Em Outubro de 2018, a IHRDA apresentou uma petição à CADHP em nome de 1016 vítimas, incluindo 115 mulheres e 33 raparigas, que sofreram muitas violações, incluindo tortura, violação, assassinatos, detenções arbitrárias e pilhagens, alegando várias violações de direitos protegidos pela Carta Africana dos Direitos Humanos e dos Povos e pelo Protocolo à Carta Africana dos Direitos Humanos e dos Povos relativo aos Direitos das Mulheres em África. A CADHP comunicou a sua decisão sobre o assunto em 11 de abril de 2025.
As violações neste caso ocorreram durante operações militares numa batalha entre soldados da RDC e rebeldes em Novembro de 2012. Embora os incidentes tenham sido relatados, o Estado não conduziu uma investigação adequada às violações e não processou adequadamente os perpetradores. Alguns perpetradores foram denunciados perante um tribunal militar, mas a maioria dos comandantes não foi processada. Em Maio de 2014, o tribunal militar absolveu a maioria dos acusados e os considerados culpados foram condenados a penas brandas. O tribunal ordenou reparação para algumas vítimas, mas nenhum pagamento foi feito até o momento.
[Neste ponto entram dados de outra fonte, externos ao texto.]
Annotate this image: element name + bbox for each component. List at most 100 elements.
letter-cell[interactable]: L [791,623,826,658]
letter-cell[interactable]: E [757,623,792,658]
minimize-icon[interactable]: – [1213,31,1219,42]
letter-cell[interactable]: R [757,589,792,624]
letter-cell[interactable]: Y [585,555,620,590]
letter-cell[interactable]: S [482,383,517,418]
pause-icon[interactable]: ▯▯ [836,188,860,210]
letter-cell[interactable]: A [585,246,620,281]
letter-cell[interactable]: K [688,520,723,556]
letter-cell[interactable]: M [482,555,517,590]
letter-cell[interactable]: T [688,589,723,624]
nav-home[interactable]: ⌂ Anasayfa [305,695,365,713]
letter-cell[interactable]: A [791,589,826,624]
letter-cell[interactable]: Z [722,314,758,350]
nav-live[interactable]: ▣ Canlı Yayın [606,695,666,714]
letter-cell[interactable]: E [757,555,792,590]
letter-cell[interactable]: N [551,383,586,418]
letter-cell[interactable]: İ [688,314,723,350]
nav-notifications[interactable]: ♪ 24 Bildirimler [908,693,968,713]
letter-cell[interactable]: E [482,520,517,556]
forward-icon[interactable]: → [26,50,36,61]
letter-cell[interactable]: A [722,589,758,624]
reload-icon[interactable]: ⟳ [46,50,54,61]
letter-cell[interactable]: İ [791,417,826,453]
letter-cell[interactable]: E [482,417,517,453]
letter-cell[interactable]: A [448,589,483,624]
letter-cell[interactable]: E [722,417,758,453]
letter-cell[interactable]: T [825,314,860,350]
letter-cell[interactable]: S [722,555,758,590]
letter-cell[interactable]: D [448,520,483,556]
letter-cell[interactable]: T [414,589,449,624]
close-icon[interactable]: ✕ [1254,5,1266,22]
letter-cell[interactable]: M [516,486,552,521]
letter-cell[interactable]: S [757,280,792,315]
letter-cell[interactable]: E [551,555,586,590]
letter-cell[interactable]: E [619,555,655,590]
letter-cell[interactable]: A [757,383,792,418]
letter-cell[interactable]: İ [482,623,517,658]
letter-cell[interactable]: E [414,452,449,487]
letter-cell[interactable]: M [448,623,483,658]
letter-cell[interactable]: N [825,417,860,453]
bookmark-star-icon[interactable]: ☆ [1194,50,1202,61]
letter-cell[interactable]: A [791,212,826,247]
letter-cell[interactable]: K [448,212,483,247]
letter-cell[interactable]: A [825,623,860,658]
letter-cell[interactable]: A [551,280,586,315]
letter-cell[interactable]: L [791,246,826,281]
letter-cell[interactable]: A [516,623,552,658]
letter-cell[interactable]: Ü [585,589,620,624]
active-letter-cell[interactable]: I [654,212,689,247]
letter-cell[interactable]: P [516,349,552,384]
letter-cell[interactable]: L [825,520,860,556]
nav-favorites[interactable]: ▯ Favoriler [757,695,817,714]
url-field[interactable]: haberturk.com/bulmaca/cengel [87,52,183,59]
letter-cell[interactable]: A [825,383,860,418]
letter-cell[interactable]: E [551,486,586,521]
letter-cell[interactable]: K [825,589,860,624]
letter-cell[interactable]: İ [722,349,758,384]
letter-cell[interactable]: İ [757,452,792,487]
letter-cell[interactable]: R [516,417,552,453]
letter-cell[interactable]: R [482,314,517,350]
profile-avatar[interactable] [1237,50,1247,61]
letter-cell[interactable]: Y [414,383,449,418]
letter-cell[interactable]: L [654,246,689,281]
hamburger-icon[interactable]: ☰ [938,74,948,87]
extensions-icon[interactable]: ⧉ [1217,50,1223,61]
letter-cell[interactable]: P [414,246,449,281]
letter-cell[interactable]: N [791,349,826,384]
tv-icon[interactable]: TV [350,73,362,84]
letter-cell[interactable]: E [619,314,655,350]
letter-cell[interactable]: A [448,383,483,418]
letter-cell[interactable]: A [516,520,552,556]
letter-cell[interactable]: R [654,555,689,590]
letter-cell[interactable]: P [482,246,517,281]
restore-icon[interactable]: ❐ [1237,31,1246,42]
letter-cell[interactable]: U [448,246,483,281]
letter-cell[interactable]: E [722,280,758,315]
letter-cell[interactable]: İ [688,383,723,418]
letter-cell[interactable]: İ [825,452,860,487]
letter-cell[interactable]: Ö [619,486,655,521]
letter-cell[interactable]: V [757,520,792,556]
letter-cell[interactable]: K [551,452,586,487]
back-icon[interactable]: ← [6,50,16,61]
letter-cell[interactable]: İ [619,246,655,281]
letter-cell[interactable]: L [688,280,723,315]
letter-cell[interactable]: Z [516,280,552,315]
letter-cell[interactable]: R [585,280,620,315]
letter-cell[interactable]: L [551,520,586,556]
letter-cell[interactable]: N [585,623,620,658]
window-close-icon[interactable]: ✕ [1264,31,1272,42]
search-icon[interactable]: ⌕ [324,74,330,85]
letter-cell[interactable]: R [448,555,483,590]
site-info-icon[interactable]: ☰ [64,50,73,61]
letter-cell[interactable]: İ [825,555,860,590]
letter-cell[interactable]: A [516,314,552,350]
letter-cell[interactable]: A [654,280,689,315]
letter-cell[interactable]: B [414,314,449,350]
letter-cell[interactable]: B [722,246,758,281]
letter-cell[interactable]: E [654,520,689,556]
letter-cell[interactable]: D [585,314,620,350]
Na decisão, a CADHP considerou que a RDC viola vários direitos humanos, nomeadamente os direitos à vida, a um julgamento justo, à saúde, à dignidade, à segurança pessoal, à liberdade, à propriedade e à liberdade de todas as formas de tratamento cruel, desumano e degradante. Instou o Governo da RDC a realizar uma investigação judicial independente e exaustiva sobre as violações e a processar os perpetradores e a implementar integralmente a decisão do tribunal militar. A CADHP apelou também à RDC para que proporcione reparação adequada, bem como apoio médico e psicossocial às vítimas/sobreviventes, que apresente um pedido público de desculpas a todos os sobreviventes, incluindo aqueles que não são parte na denúncia, mas que também foram directamente afectados pelos ataques, e que implemente várias outras medidas que impeçam a recorrência de tais actos.
"A decisão da CADHP é oportuna. O conflito em curso na RDC não é apenas uma crise de segurança - é uma crise de humanidade. Cada dia que passa sem acção é mais um dia de sofrimento para as crianças, mulheres e comunidades apanhadas no fogo cruzado. Instamos a RDC a tomar medidas para acabar com a crise actual e proporcionar justiça às vítimas/sobreviventes de Novembro de 2012", afirmou o responsável jurídico sénior da IHRDA, Désiré Bigirimana.